A Hybrid Lightweight ResNet50-1D-CNN Transfer Learning Model for Accurate Eye Disease Classification


YAĞANOĞLU M., Dutta P., Deb P., Mondal A., Adhikari A., Banerjee J. S.

7th Doctoral Symposium on Intelligence Enabled Research, DoSIER 2025, Kolkata, Hindistan, 21 - 22 Kasım 2025, cilt.1959 LNNS, ss.424-436, (Tam Metin Bildiri)

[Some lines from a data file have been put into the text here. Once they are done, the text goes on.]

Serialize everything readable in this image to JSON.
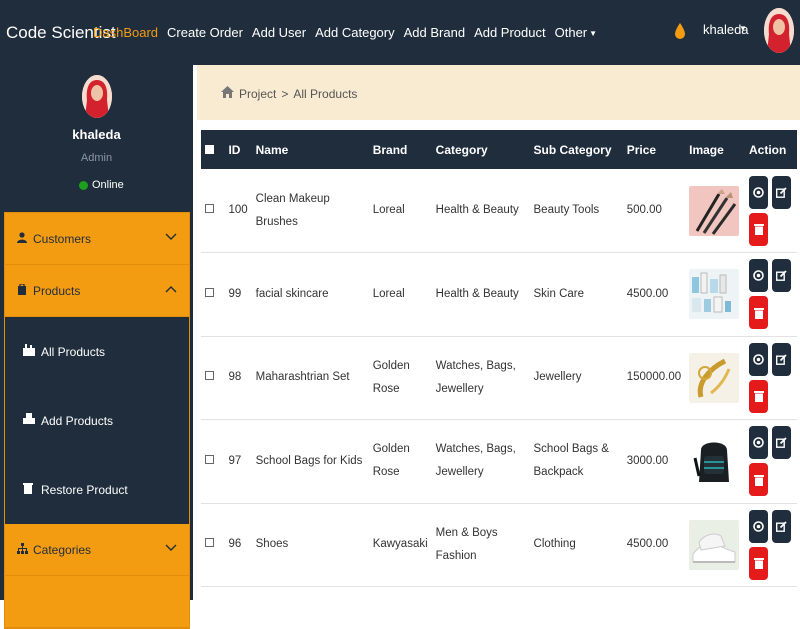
{
  "app": {
    "brand": "Code Scientist"
  },
  "topnav": {
    "items": [
      {
        "label": "DashBoard",
        "active": true
      },
      {
        "label": "Create Order"
      },
      {
        "label": "Add User"
      },
      {
        "label": "Add Category"
      },
      {
        "label": "Add Brand"
      },
      {
        "label": "Add Product"
      },
      {
        "label": "Other"
      }
    ],
    "user": {
      "name": "khaleda"
    }
  },
  "sidebar": {
    "user": {
      "name": "khaleda",
      "role": "Admin",
      "status": "Online"
    },
    "menu": {
      "customers": "Customers",
      "products": "Products",
      "all_products": "All Products",
      "add_products": "Add Products",
      "restore_product": "Restore Product",
      "categories": "Categories"
    }
  },
  "breadcrumb": {
    "root": "Project",
    "separator": ">",
    "current": "All Products"
  },
  "table": {
    "headers": {
      "id": "ID",
      "name": "Name",
      "brand": "Brand",
      "category": "Category",
      "sub_category": "Sub Category",
      "price": "Price",
      "image": "Image",
      "action": "Action"
    },
    "rows": [
      {
        "id": "100",
        "name": "Clean Makeup Brushes",
        "brand": "Loreal",
        "category": "Health & Beauty",
        "sub_category": "Beauty Tools",
        "price": "500.00"
      },
      {
        "id": "99",
        "name": "facial skincare",
        "brand": "Loreal",
        "category": "Health & Beauty",
        "sub_category": "Skin Care",
        "price": "4500.00"
      },
      {
        "id": "98",
        "name": "Maharashtrian Set",
        "brand": "Golden Rose",
        "category": "Watches, Bags, Jewellery",
        "sub_category": "Jewellery",
        "price": "150000.00"
      },
      {
        "id": "97",
        "name": "School Bags for Kids",
        "brand": "Golden Rose",
        "category": "Watches, Bags, Jewellery",
        "sub_category": "School Bags & Backpack",
        "price": "3000.00"
      },
      {
        "id": "96",
        "name": "Shoes",
        "brand": "Kawyasaki",
        "category": "Men & Boys Fashion",
        "sub_category": "Clothing",
        "price": "4500.00"
      }
    ]
  },
  "colors": {
    "navy": "#1f2d3d",
    "accent": "#f39c12",
    "danger": "#e51b1b",
    "online": "#1ea01e",
    "crumb_bg": "#f8ebd1"
  }
}
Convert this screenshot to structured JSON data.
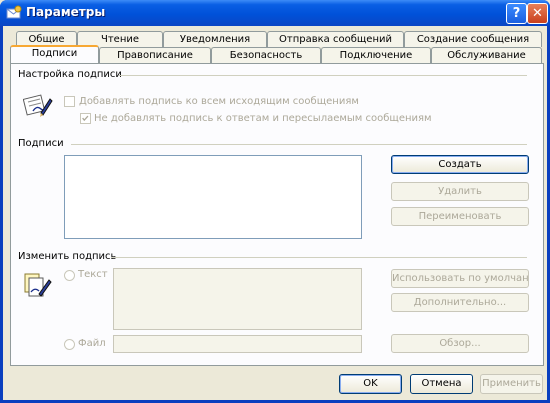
{
  "window": {
    "title": "Параметры"
  },
  "tabs_row1": [
    "Общие",
    "Чтение",
    "Уведомления",
    "Отправка сообщений",
    "Создание сообщения"
  ],
  "tabs_row2": [
    "Подписи",
    "Правописание",
    "Безопасность",
    "Подключение",
    "Обслуживание"
  ],
  "active_tab": "Подписи",
  "sections": {
    "settings": "Настройка подписи",
    "signatures": "Подписи",
    "edit": "Изменить подпись"
  },
  "checkboxes": {
    "add_all": "Добавлять подпись ко всем исходящим сообщениям",
    "no_replies": "Не добавлять подпись к ответам и пересылаемым сообщениям"
  },
  "buttons": {
    "create": "Создать",
    "delete": "Удалить",
    "rename": "Переименовать",
    "default": "Использовать по умолчанию",
    "advanced": "Дополнительно...",
    "browse": "Обзор...",
    "ok": "OK",
    "cancel": "Отмена",
    "apply": "Применить"
  },
  "radios": {
    "text": "Текст",
    "file": "Файл"
  }
}
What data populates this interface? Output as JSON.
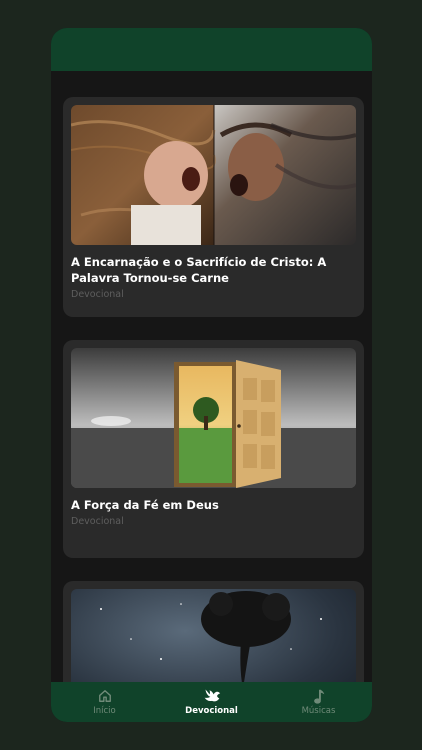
{
  "feed": {
    "posts": [
      {
        "title": "A Encarnação e o Sacrifício de Cristo: A Palavra Tornou-se Carne",
        "category": "Devocional",
        "image": "child-and-christ-crown-of-thorns"
      },
      {
        "title": "A Força da Fé em Deus",
        "category": "Devocional",
        "image": "open-door-to-green-field"
      },
      {
        "title": "",
        "category": "",
        "image": "tree-reflection-night-sky"
      }
    ]
  },
  "nav": {
    "items": [
      {
        "label": "Início",
        "icon": "home-icon",
        "active": false
      },
      {
        "label": "Devocional",
        "icon": "dove-icon",
        "active": true
      },
      {
        "label": "Músicas",
        "icon": "music-note-icon",
        "active": false
      }
    ]
  },
  "colors": {
    "background": "#1c261e",
    "header": "#10432a",
    "card": "#2a2a2a",
    "active_label": "#ffffff",
    "inactive_label": "#6f8a78"
  }
}
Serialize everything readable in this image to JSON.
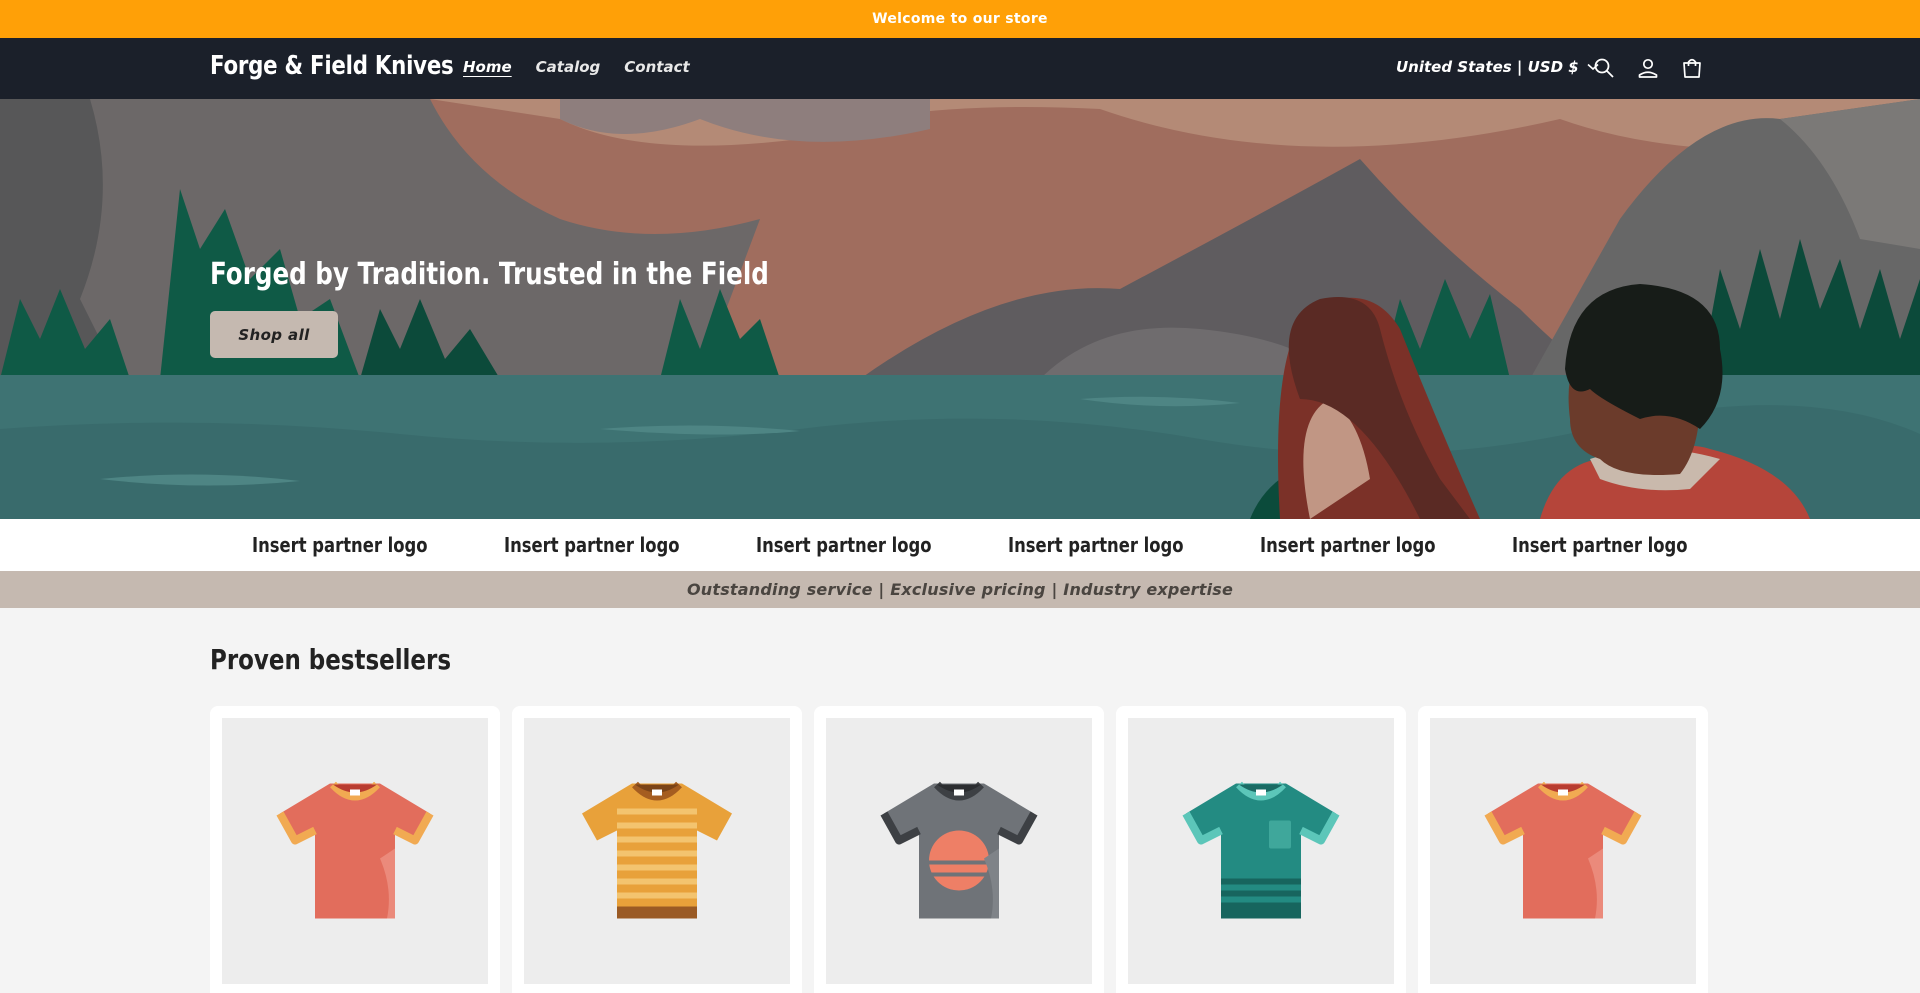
{
  "announcement": {
    "text": "Welcome to our store"
  },
  "header": {
    "store_name": "Forge & Field Knives",
    "nav": [
      {
        "label": "Home",
        "active": true
      },
      {
        "label": "Catalog",
        "active": false
      },
      {
        "label": "Contact",
        "active": false
      }
    ],
    "country_selector": "United States | USD $",
    "icons": [
      "search-icon",
      "account-icon",
      "cart-icon"
    ]
  },
  "hero": {
    "heading": "Forged by Tradition. Trusted in the Field",
    "button_label": "Shop all"
  },
  "partners": {
    "logos": [
      "Insert partner logo",
      "Insert partner logo",
      "Insert partner logo",
      "Insert partner logo",
      "Insert partner logo",
      "Insert partner logo"
    ]
  },
  "tagline": {
    "text": "Outstanding service | Exclusive pricing | Industry expertise"
  },
  "bestsellers": {
    "title": "Proven bestsellers",
    "products": [
      {
        "image": "coral-tshirt",
        "color": "#e26d5c"
      },
      {
        "image": "striped-orange-tshirt",
        "color": "#e8a13a"
      },
      {
        "image": "gray-sunset-tshirt",
        "color": "#6f7378"
      },
      {
        "image": "teal-pocket-tshirt",
        "color": "#238b82"
      },
      {
        "image": "coral-tshirt",
        "color": "#e26d5c"
      }
    ]
  },
  "colors": {
    "announcement_bg": "#ffa007",
    "header_bg": "#1b202a",
    "accent_beige": "#c5b9b0"
  }
}
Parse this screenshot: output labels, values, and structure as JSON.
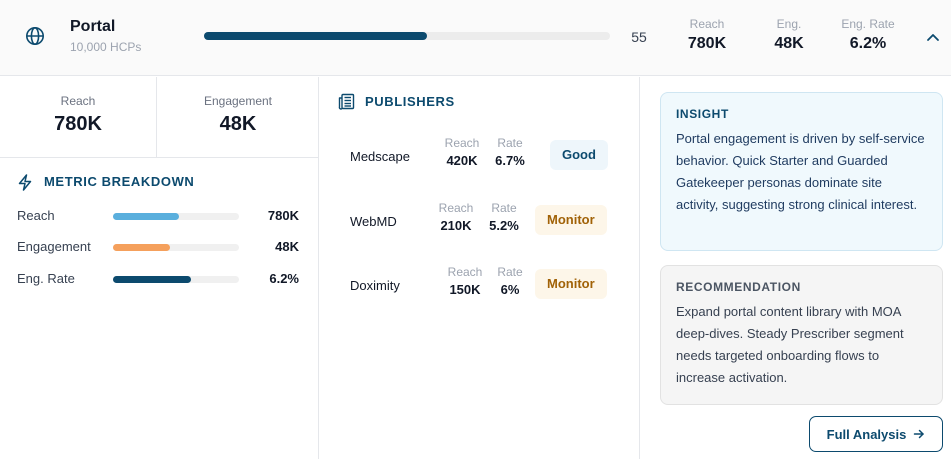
{
  "header": {
    "channel_name": "Portal",
    "channel_sub": "10,000 HCPs",
    "score": 55,
    "score_label": "55",
    "stats": [
      {
        "label": "Reach",
        "value": "780K"
      },
      {
        "label": "Eng.",
        "value": "48K"
      },
      {
        "label": "Eng. Rate",
        "value": "6.2%"
      }
    ],
    "icons": {
      "channel": "globe-icon",
      "toggle": "chevron-up-icon"
    }
  },
  "kpis": {
    "reach": {
      "label": "Reach",
      "value": "780K"
    },
    "engagement": {
      "label": "Engagement",
      "value": "48K"
    }
  },
  "metric_breakdown": {
    "title": "METRIC BREAKDOWN",
    "icon": "bolt-icon",
    "rows": [
      {
        "label": "Reach",
        "value": "780K",
        "level": 0.52,
        "color": "#5aafdd"
      },
      {
        "label": "Engagement",
        "value": "48K",
        "level": 0.45,
        "color": "#f5a05c"
      },
      {
        "label": "Eng. Rate",
        "value": "6.2%",
        "level": 0.62,
        "color": "#0c4a6e"
      }
    ]
  },
  "publishers": {
    "title": "PUBLISHERS",
    "icon": "newspaper-icon",
    "rows": [
      {
        "name": "Medscape",
        "reach_label": "Reach",
        "reach": "420K",
        "rate_label": "Rate",
        "rate": "6.7%",
        "status": "Good",
        "status_kind": "good"
      },
      {
        "name": "WebMD",
        "reach_label": "Reach",
        "reach": "210K",
        "rate_label": "Rate",
        "rate": "5.2%",
        "status": "Monitor",
        "status_kind": "monitor"
      },
      {
        "name": "Doximity",
        "reach_label": "Reach",
        "reach": "150K",
        "rate_label": "Rate",
        "rate": "6%",
        "status": "Monitor",
        "status_kind": "monitor"
      }
    ]
  },
  "insight": {
    "title": "INSIGHT",
    "body": "Portal engagement is driven by self-service behavior. Quick Starter and Guarded Gatekeeper personas dominate site activity, suggesting strong clinical interest."
  },
  "recommendation": {
    "title": "RECOMMENDATION",
    "body": "Expand portal content library with MOA deep-dives. Steady Prescriber segment needs targeted onboarding flows to increase activation."
  },
  "actions": {
    "full_analysis": "Full Analysis",
    "arrow_icon": "arrow-right-icon"
  },
  "colors": {
    "accent": "#0c4a6e",
    "good_bg": "#eef6fb",
    "monitor_bg": "#fdf6e9",
    "monitor_text": "#a16207"
  }
}
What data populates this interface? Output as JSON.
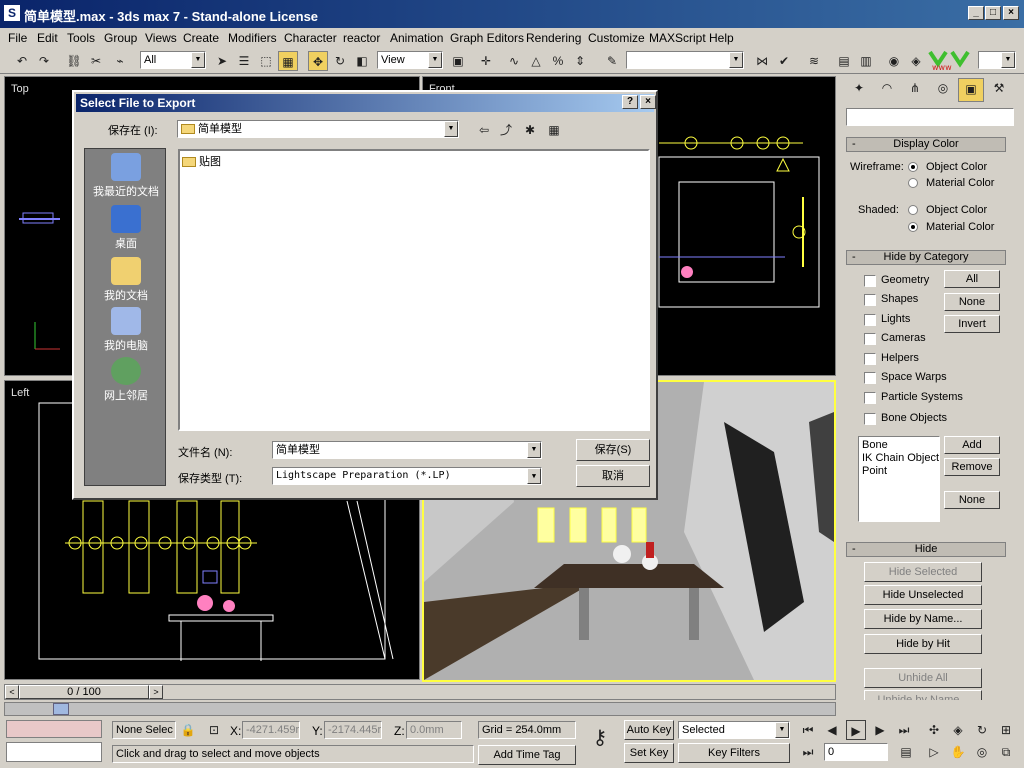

  • Yayın Türü: Bildiri / Tam Metin Bildiri
  • Cilt numarası: 1959 LNNS
  • Doi Numarası: 10.1007/978-3-032-25446-7_35
  • Basıldığı Şehir: Kolkata
  • Basıldığı Ülke: Hindistan
  • Sayfa Sayıları: ss.424-436
  • Anahtar Kelimeler: CNN, Eye Disease classification, ResNet50, Transfer learning
  • Atatürk Üniversitesi Adresli: Evet

Özet

In medical applications where computer-aided diagnosis is beneficial, classification of eye disease detection is crucial. Inaccurate diagnosis of eye diseases will reduce the patient’s chances of survival and hinder their ability to respond to the administered treatment. This work presents an automated approach for identifying various eye disorders using an ensemble of deep transfer learning to address these drawbacks. The target task was used to fine-tune five pre-trained convolutional neural network (CNN) architectures: ResNet-50, InceptionV3, and EfficientNet (B1-B3). The suggested model used the Adaptive Gradient (Adagrad) optimizer to modify the network weights to minimize the loss function. A total of 4217 images were subjected to this algorithm; 1038 of these images showed cataracts, 1098 showed diabetic retinopathy, 1007 showed glaucoma, and 1074 showed normal. Accuracy metrics and the area under the curve (AUC) served as performance indicators. The success rate of the suggested transfer learning techniques is comparable to that of previous research; the best classification result, achieved with ResNet50 using Adadelta, is 98.1%. As a result, the transfer learning model has promise for the medical field and can assist physicians in making prompt and precise judgments.